“Memoir of War” is a French war movie directed by Emmanuel Finkiel. It is also known as “Memoir of Pain”. It was submitted by France for Best Foreign Language Film for the Oscars, but not selected. The title refers to a journal that the main character keeps. The movie is set in occupied Paris in 1944-45. Marguerite (Melanie Thierry) is alone due to her communist resistance husband Pierre who has been imprisoned by the Germans. She meets a Gestapo collaborator named Pierre (Benoit Magimel) who offers to help her make contact with her husband and lighten his treatment. He wants her to rat out the resistance cell she is involved with. Their relationship is strange. She refuses to give in to his advances, yet he does not get upset about this. As time goes on and her husband’s plight becomes more dire, the pressure mounts for her to collaborate.
“Memoir of War” is dominated by Melanie Thierry. The camera loves her. There is a lot of soft focus, or maybe it was the cigarette smoke. There is a lot of smoking in this movie. Thierry is good, but not great and the character is not particularly appealing. You do feel for her as she waits for a husband who may not return. The journal allows for some narration by Marguerite that is nicely literary. It’s a long wait as the movie is overly long and tends to drag. The Resistance can be fodder for a good story, but “Memoir” does not mine the subgenre for an intriguing tale. Actually, it is not really a resistance movie. Marguerite hangs around on the periphery of the cell. She is not involved in any operations and the movie does not have any tense resistance operations. Instead, it concentrates on her weird relationship with Pierre. Unfortunately, the back and forth between them is unrealistic. We are conditioned to look upon collaborators as either despicable villains or people who are forced into a despicable situation. Pierre is neither. He apparently is under no pressure from his Gestapo bosses. He clearly wants to bed Marguerite, but not enough to push his weight around. Even more bizarre, the cell knows about Marguerite/Pierre and does not seem too concerned. She could get them all killed and they know she is desperate to help her husband. That’s one trusting group.

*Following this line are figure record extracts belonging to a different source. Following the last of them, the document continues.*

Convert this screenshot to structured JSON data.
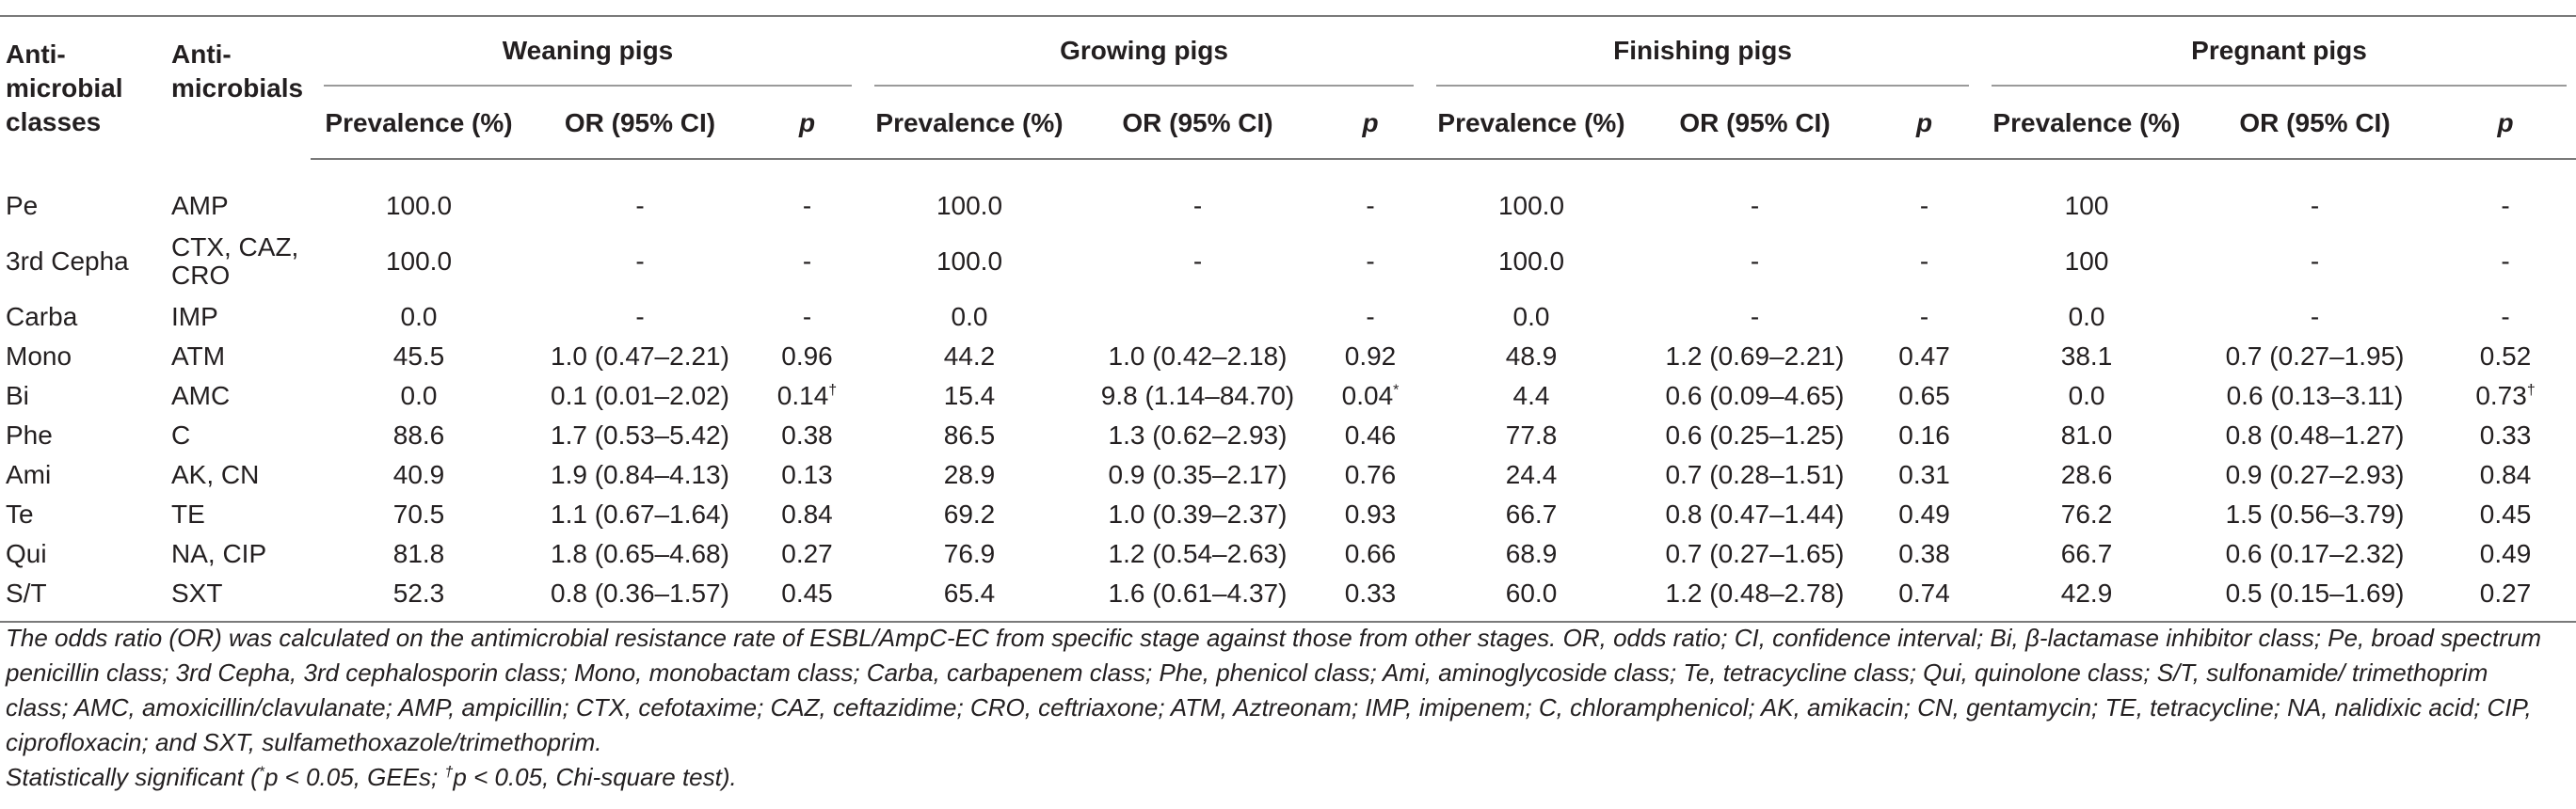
{
  "table": {
    "head": {
      "col_class": "Anti-microbial classes",
      "col_drug": "Anti-microbials",
      "groups": [
        "Weaning pigs",
        "Growing pigs",
        "Finishing pigs",
        "Pregnant pigs"
      ],
      "sub_prev": "Prevalence (%)",
      "sub_or": "OR (95% CI)",
      "sub_p": "p"
    },
    "rows": [
      {
        "cls": "Pe",
        "drug": "AMP",
        "w_prev": "100.0",
        "w_or": "-",
        "w_p": "-",
        "w_sup": "",
        "g_prev": "100.0",
        "g_or": "-",
        "g_p": "-",
        "g_sup": "",
        "f_prev": "100.0",
        "f_or": "-",
        "f_p": "-",
        "f_sup": "",
        "pr_prev": "100",
        "pr_or": "-",
        "pr_p": "-",
        "pr_sup": ""
      },
      {
        "cls": "3rd Cepha",
        "drug": "CTX, CAZ, CRO",
        "w_prev": "100.0",
        "w_or": "-",
        "w_p": "-",
        "w_sup": "",
        "g_prev": "100.0",
        "g_or": "-",
        "g_p": "-",
        "g_sup": "",
        "f_prev": "100.0",
        "f_or": "-",
        "f_p": "-",
        "f_sup": "",
        "pr_prev": "100",
        "pr_or": "-",
        "pr_p": "-",
        "pr_sup": ""
      },
      {
        "cls": "Carba",
        "drug": "IMP",
        "w_prev": "0.0",
        "w_or": "-",
        "w_p": "-",
        "w_sup": "",
        "g_prev": "0.0",
        "g_or": "",
        "g_p": "-",
        "g_sup": "",
        "f_prev": "0.0",
        "f_or": "-",
        "f_p": "-",
        "f_sup": "",
        "pr_prev": "0.0",
        "pr_or": "-",
        "pr_p": "-",
        "pr_sup": ""
      },
      {
        "cls": "Mono",
        "drug": "ATM",
        "w_prev": "45.5",
        "w_or": "1.0 (0.47–2.21)",
        "w_p": "0.96",
        "w_sup": "",
        "g_prev": "44.2",
        "g_or": "1.0 (0.42–2.18)",
        "g_p": "0.92",
        "g_sup": "",
        "f_prev": "48.9",
        "f_or": "1.2 (0.69–2.21)",
        "f_p": "0.47",
        "f_sup": "",
        "pr_prev": "38.1",
        "pr_or": "0.7 (0.27–1.95)",
        "pr_p": "0.52",
        "pr_sup": ""
      },
      {
        "cls": "Bi",
        "drug": "AMC",
        "w_prev": "0.0",
        "w_or": "0.1 (0.01–2.02)",
        "w_p": "0.14",
        "w_sup": "†",
        "g_prev": "15.4",
        "g_or": "9.8 (1.14–84.70)",
        "g_p": "0.04",
        "g_sup": "*",
        "f_prev": "4.4",
        "f_or": "0.6 (0.09–4.65)",
        "f_p": "0.65",
        "f_sup": "",
        "pr_prev": "0.0",
        "pr_or": "0.6 (0.13–3.11)",
        "pr_p": "0.73",
        "pr_sup": "†"
      },
      {
        "cls": "Phe",
        "drug": "C",
        "w_prev": "88.6",
        "w_or": "1.7 (0.53–5.42)",
        "w_p": "0.38",
        "w_sup": "",
        "g_prev": "86.5",
        "g_or": "1.3 (0.62–2.93)",
        "g_p": "0.46",
        "g_sup": "",
        "f_prev": "77.8",
        "f_or": "0.6 (0.25–1.25)",
        "f_p": "0.16",
        "f_sup": "",
        "pr_prev": "81.0",
        "pr_or": "0.8 (0.48–1.27)",
        "pr_p": "0.33",
        "pr_sup": ""
      },
      {
        "cls": "Ami",
        "drug": "AK, CN",
        "w_prev": "40.9",
        "w_or": "1.9 (0.84–4.13)",
        "w_p": "0.13",
        "w_sup": "",
        "g_prev": "28.9",
        "g_or": "0.9 (0.35–2.17)",
        "g_p": "0.76",
        "g_sup": "",
        "f_prev": "24.4",
        "f_or": "0.7 (0.28–1.51)",
        "f_p": "0.31",
        "f_sup": "",
        "pr_prev": "28.6",
        "pr_or": "0.9 (0.27–2.93)",
        "pr_p": "0.84",
        "pr_sup": ""
      },
      {
        "cls": "Te",
        "drug": "TE",
        "w_prev": "70.5",
        "w_or": "1.1 (0.67–1.64)",
        "w_p": "0.84",
        "w_sup": "",
        "g_prev": "69.2",
        "g_or": "1.0 (0.39–2.37)",
        "g_p": "0.93",
        "g_sup": "",
        "f_prev": "66.7",
        "f_or": "0.8 (0.47–1.44)",
        "f_p": "0.49",
        "f_sup": "",
        "pr_prev": "76.2",
        "pr_or": "1.5 (0.56–3.79)",
        "pr_p": "0.45",
        "pr_sup": ""
      },
      {
        "cls": "Qui",
        "drug": "NA, CIP",
        "w_prev": "81.8",
        "w_or": "1.8 (0.65–4.68)",
        "w_p": "0.27",
        "w_sup": "",
        "g_prev": "76.9",
        "g_or": "1.2 (0.54–2.63)",
        "g_p": "0.66",
        "g_sup": "",
        "f_prev": "68.9",
        "f_or": "0.7 (0.27–1.65)",
        "f_p": "0.38",
        "f_sup": "",
        "pr_prev": "66.7",
        "pr_or": "0.6 (0.17–2.32)",
        "pr_p": "0.49",
        "pr_sup": ""
      },
      {
        "cls": "S/T",
        "drug": "SXT",
        "w_prev": "52.3",
        "w_or": "0.8 (0.36–1.57)",
        "w_p": "0.45",
        "w_sup": "",
        "g_prev": "65.4",
        "g_or": "1.6 (0.61–4.37)",
        "g_p": "0.33",
        "g_sup": "",
        "f_prev": "60.0",
        "f_or": "1.2 (0.48–2.78)",
        "f_p": "0.74",
        "f_sup": "",
        "pr_prev": "42.9",
        "pr_or": "0.5 (0.15–1.69)",
        "pr_p": "0.27",
        "pr_sup": ""
      }
    ]
  },
  "footnote": {
    "main": "The odds ratio (OR) was calculated on the antimicrobial resistance rate of ESBL/AmpC-EC from specific stage against those from other stages. OR, odds ratio; CI, confidence interval; Bi, β-lactamase inhibitor class; Pe, broad spectrum penicillin class; 3rd Cepha, 3rd cephalosporin class; Mono, monobactam class; Carba, carbapenem class; Phe, phenicol class; Ami, aminoglycoside class; Te, tetracycline class; Qui, quinolone class; S/T, sulfonamide/ trimethoprim class; AMC, amoxicillin/clavulanate; AMP, ampicillin; CTX, cefotaxime; CAZ, ceftazidime; CRO, ceftriaxone; ATM, Aztreonam; IMP, imipenem; C, chloramphenicol; AK, amikacin; CN, gentamycin; TE, tetracycline; NA, nalidixic acid; CIP, ciprofloxacin; and SXT, sulfamethoxazole/trimethoprim.",
    "sig_prefix": "Statistically significant (",
    "sig_star": "*",
    "sig_mid": "p < 0.05, GEEs; ",
    "sig_dagger": "†",
    "sig_end": "p < 0.05, Chi-square test)."
  }
}
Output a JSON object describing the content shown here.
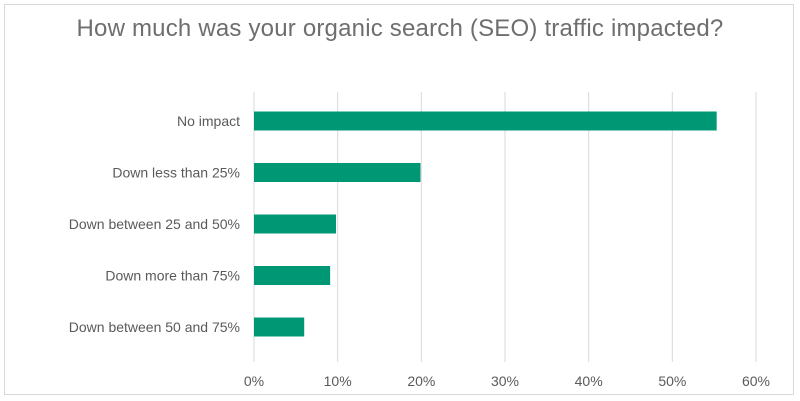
{
  "chart_data": {
    "type": "bar",
    "orientation": "horizontal",
    "title": "How much was your organic search (SEO) traffic impacted?",
    "categories": [
      "No impact",
      "Down less than 25%",
      "Down between 25 and 50%",
      "Down more than 75%",
      "Down between 50 and 75%"
    ],
    "values": [
      55.3,
      19.9,
      9.8,
      9.1,
      6.0
    ],
    "value_unit": "%",
    "xlim": [
      0,
      60
    ],
    "xticks": [
      "0%",
      "10%",
      "20%",
      "30%",
      "40%",
      "50%",
      "60%"
    ],
    "grid": "vertical",
    "legend": "none",
    "bar_color": "#009874",
    "grid_color": "#d9d9d9",
    "text_color": "#5a5a5a"
  }
}
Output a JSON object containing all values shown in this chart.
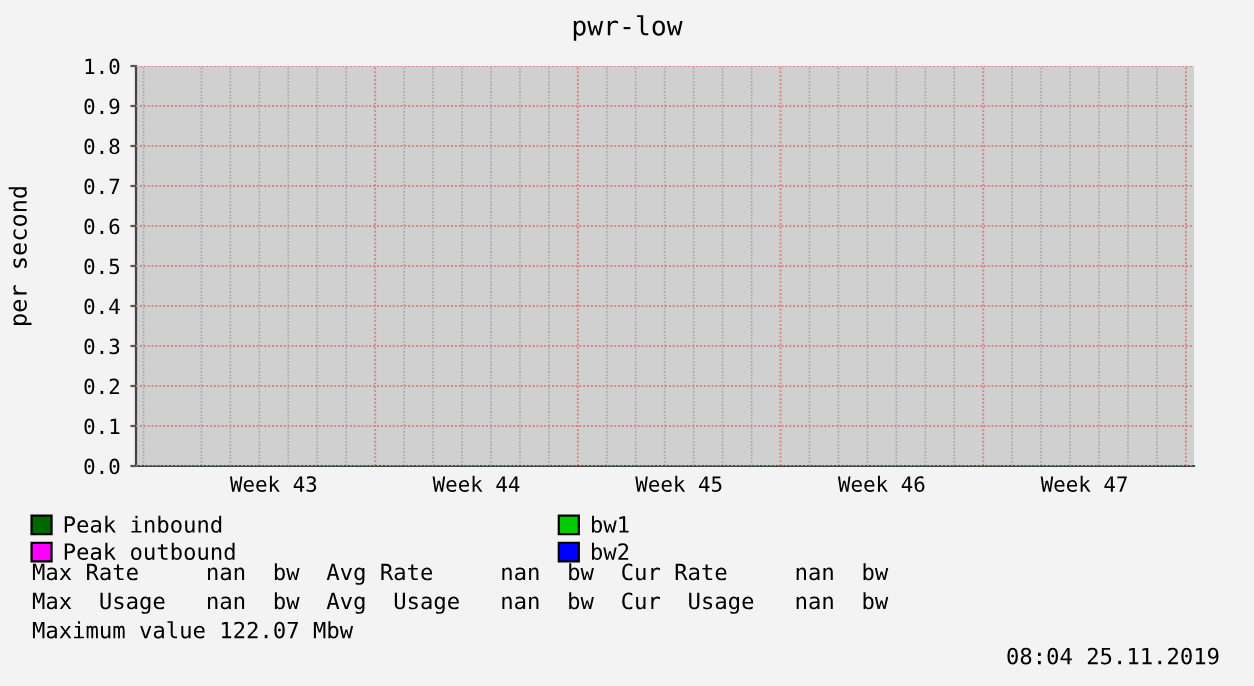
{
  "chart_data": {
    "type": "line",
    "title": "pwr-low",
    "ylabel": "per second",
    "categories": [
      "Week 43",
      "Week 44",
      "Week 45",
      "Week 46",
      "Week 47"
    ],
    "series": [
      {
        "name": "Peak inbound",
        "color": "#006600",
        "values": [
          null,
          null,
          null,
          null,
          null
        ]
      },
      {
        "name": "Peak outbound",
        "color": "#ff00ff",
        "values": [
          null,
          null,
          null,
          null,
          null
        ]
      },
      {
        "name": "bw1",
        "color": "#00cc00",
        "values": [
          null,
          null,
          null,
          null,
          null
        ]
      },
      {
        "name": "bw2",
        "color": "#0000ff",
        "values": [
          null,
          null,
          null,
          null,
          null
        ]
      }
    ],
    "ylim": [
      0.0,
      1.0
    ],
    "yticks": [
      {
        "value": 0,
        "label": "0.0"
      },
      0.1,
      0.2,
      0.3,
      0.4,
      0.5,
      0.6,
      0.7,
      0.8,
      0.9,
      {
        "value": 1,
        "label": "1.0"
      }
    ],
    "grid": true,
    "legend": "bottom",
    "annotations": [
      "Max Rate     nan  bw  Avg Rate     nan  bw  Cur Rate     nan  bw",
      "Max  Usage   nan  bw  Avg  Usage   nan  bw  Cur  Usage   nan  bw",
      "Maximum value 122.07 Mbw",
      "08:04 25.11.2019"
    ]
  }
}
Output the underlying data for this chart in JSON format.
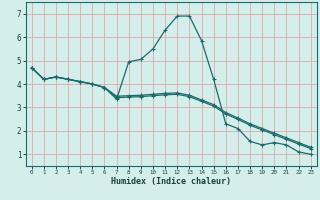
{
  "xlabel": "Humidex (Indice chaleur)",
  "bg_color": "#d4eeec",
  "grid_color": "#ddaaaa",
  "line_color": "#1a6b6b",
  "spine_color": "#1a6b6b",
  "xlim": [
    -0.5,
    23.5
  ],
  "ylim": [
    0.5,
    7.5
  ],
  "xticks": [
    0,
    1,
    2,
    3,
    4,
    5,
    6,
    7,
    8,
    9,
    10,
    11,
    12,
    13,
    14,
    15,
    16,
    17,
    18,
    19,
    20,
    21,
    22,
    23
  ],
  "yticks": [
    1,
    2,
    3,
    4,
    5,
    6,
    7
  ],
  "line1_x": [
    0,
    1,
    2,
    3,
    4,
    5,
    6,
    7,
    8,
    9,
    10,
    11,
    12,
    13,
    14,
    15,
    16,
    17,
    18,
    19,
    20,
    21,
    22,
    23
  ],
  "line1_y": [
    4.7,
    4.2,
    4.3,
    4.2,
    4.1,
    4.0,
    3.85,
    3.35,
    4.95,
    5.05,
    5.5,
    6.3,
    6.9,
    6.9,
    5.85,
    4.2,
    2.3,
    2.1,
    1.55,
    1.4,
    1.5,
    1.4,
    1.1,
    1.0
  ],
  "line2_x": [
    0,
    1,
    2,
    3,
    4,
    5,
    6,
    7,
    8,
    9,
    10,
    11,
    12,
    13,
    14,
    15,
    16,
    17,
    18,
    19,
    20,
    21,
    22,
    23
  ],
  "line2_y": [
    4.7,
    4.2,
    4.3,
    4.2,
    4.1,
    4.0,
    3.85,
    3.48,
    3.5,
    3.52,
    3.56,
    3.6,
    3.62,
    3.52,
    3.32,
    3.12,
    2.78,
    2.55,
    2.3,
    2.1,
    1.9,
    1.7,
    1.5,
    1.3
  ],
  "line3_x": [
    0,
    1,
    2,
    3,
    4,
    5,
    6,
    7,
    8,
    9,
    10,
    11,
    12,
    13,
    14,
    15,
    16,
    17,
    18,
    19,
    20,
    21,
    22,
    23
  ],
  "line3_y": [
    4.7,
    4.2,
    4.3,
    4.2,
    4.1,
    4.0,
    3.85,
    3.42,
    3.44,
    3.46,
    3.5,
    3.54,
    3.56,
    3.46,
    3.26,
    3.06,
    2.72,
    2.49,
    2.24,
    2.04,
    1.84,
    1.64,
    1.44,
    1.24
  ]
}
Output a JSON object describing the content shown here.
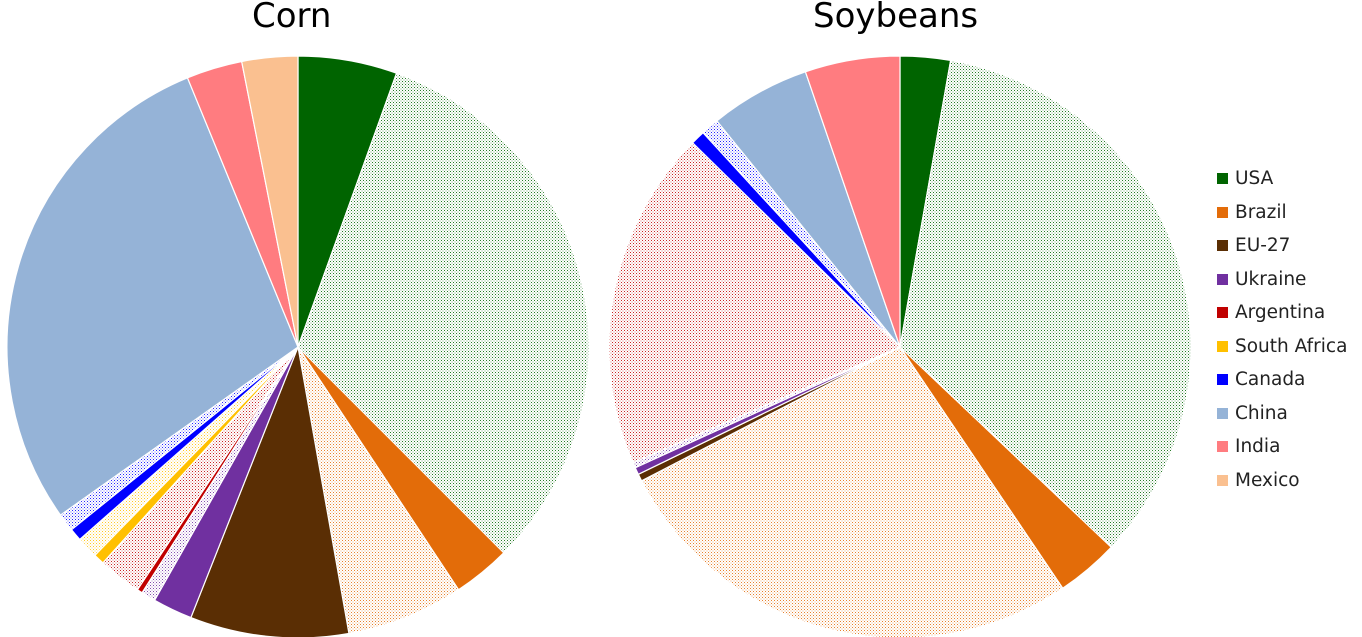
{
  "colors": {
    "USA": "#006400",
    "Brazil": "#e36c09",
    "EU-27": "#5a2e04",
    "Ukraine": "#7030a0",
    "Argentina": "#c00000",
    "South Africa": "#ffc000",
    "Canada": "#0000ff",
    "China": "#95b3d7",
    "India": "#ff7c80",
    "Mexico": "#fac090"
  },
  "legend": {
    "items": [
      {
        "label": "USA",
        "color": "#006400"
      },
      {
        "label": "Brazil",
        "color": "#e36c09"
      },
      {
        "label": "EU-27",
        "color": "#5a2e04"
      },
      {
        "label": "Ukraine",
        "color": "#7030a0"
      },
      {
        "label": "Argentina",
        "color": "#c00000"
      },
      {
        "label": "South Africa",
        "color": "#ffc000"
      },
      {
        "label": "Canada",
        "color": "#0000ff"
      },
      {
        "label": "China",
        "color": "#95b3d7"
      },
      {
        "label": "India",
        "color": "#ff7c80"
      },
      {
        "label": "Mexico",
        "color": "#fac090"
      }
    ]
  },
  "chart_data": [
    {
      "type": "pie",
      "title": "Corn",
      "start_angle_deg": 0,
      "slices": [
        {
          "country": "USA",
          "style": "solid",
          "value": 5.5
        },
        {
          "country": "USA",
          "style": "hatched",
          "value": 32.0
        },
        {
          "country": "Brazil",
          "style": "solid",
          "value": 3.2
        },
        {
          "country": "Brazil",
          "style": "hatched",
          "value": 6.5
        },
        {
          "country": "EU-27",
          "style": "solid",
          "value": 8.8
        },
        {
          "country": "EU-27",
          "style": "hatched",
          "value": 0.0
        },
        {
          "country": "Ukraine",
          "style": "solid",
          "value": 2.2
        },
        {
          "country": "Ukraine",
          "style": "hatched",
          "value": 0.8
        },
        {
          "country": "Argentina",
          "style": "solid",
          "value": 0.3
        },
        {
          "country": "Argentina",
          "style": "hatched",
          "value": 2.4
        },
        {
          "country": "South Africa",
          "style": "solid",
          "value": 0.6
        },
        {
          "country": "South Africa",
          "style": "hatched",
          "value": 1.2
        },
        {
          "country": "Canada",
          "style": "solid",
          "value": 0.7
        },
        {
          "country": "Canada",
          "style": "hatched",
          "value": 1.0
        },
        {
          "country": "China",
          "style": "solid",
          "value": 28.6
        },
        {
          "country": "India",
          "style": "solid",
          "value": 3.1
        },
        {
          "country": "Mexico",
          "style": "solid",
          "value": 3.1
        }
      ]
    },
    {
      "type": "pie",
      "title": "Soybeans",
      "start_angle_deg": 0,
      "slices": [
        {
          "country": "USA",
          "style": "solid",
          "value": 2.8
        },
        {
          "country": "USA",
          "style": "hatched",
          "value": 34.5
        },
        {
          "country": "Brazil",
          "style": "solid",
          "value": 3.5
        },
        {
          "country": "Brazil",
          "style": "hatched",
          "value": 27.0
        },
        {
          "country": "EU-27",
          "style": "solid",
          "value": 0.4
        },
        {
          "country": "Ukraine",
          "style": "solid",
          "value": 0.4
        },
        {
          "country": "Ukraine",
          "style": "hatched",
          "value": 0.3
        },
        {
          "country": "Argentina",
          "style": "hatched",
          "value": 19.0
        },
        {
          "country": "Canada",
          "style": "solid",
          "value": 0.8
        },
        {
          "country": "Canada",
          "style": "hatched",
          "value": 1.0
        },
        {
          "country": "China",
          "style": "solid",
          "value": 5.6
        },
        {
          "country": "India",
          "style": "solid",
          "value": 5.3
        }
      ]
    }
  ]
}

“Memoir of War” is a decent movie if you want to watch a war movie with your girl-friend or wife. It should provoke conversation along the lines of “what would you do if you were Marguerite?” But you might also argue over whether her relationship with Pierre makes any sense. It’s never good if people are leaving the theater shaking their heads. Or squirming in their seats waiting for Robert to return, already!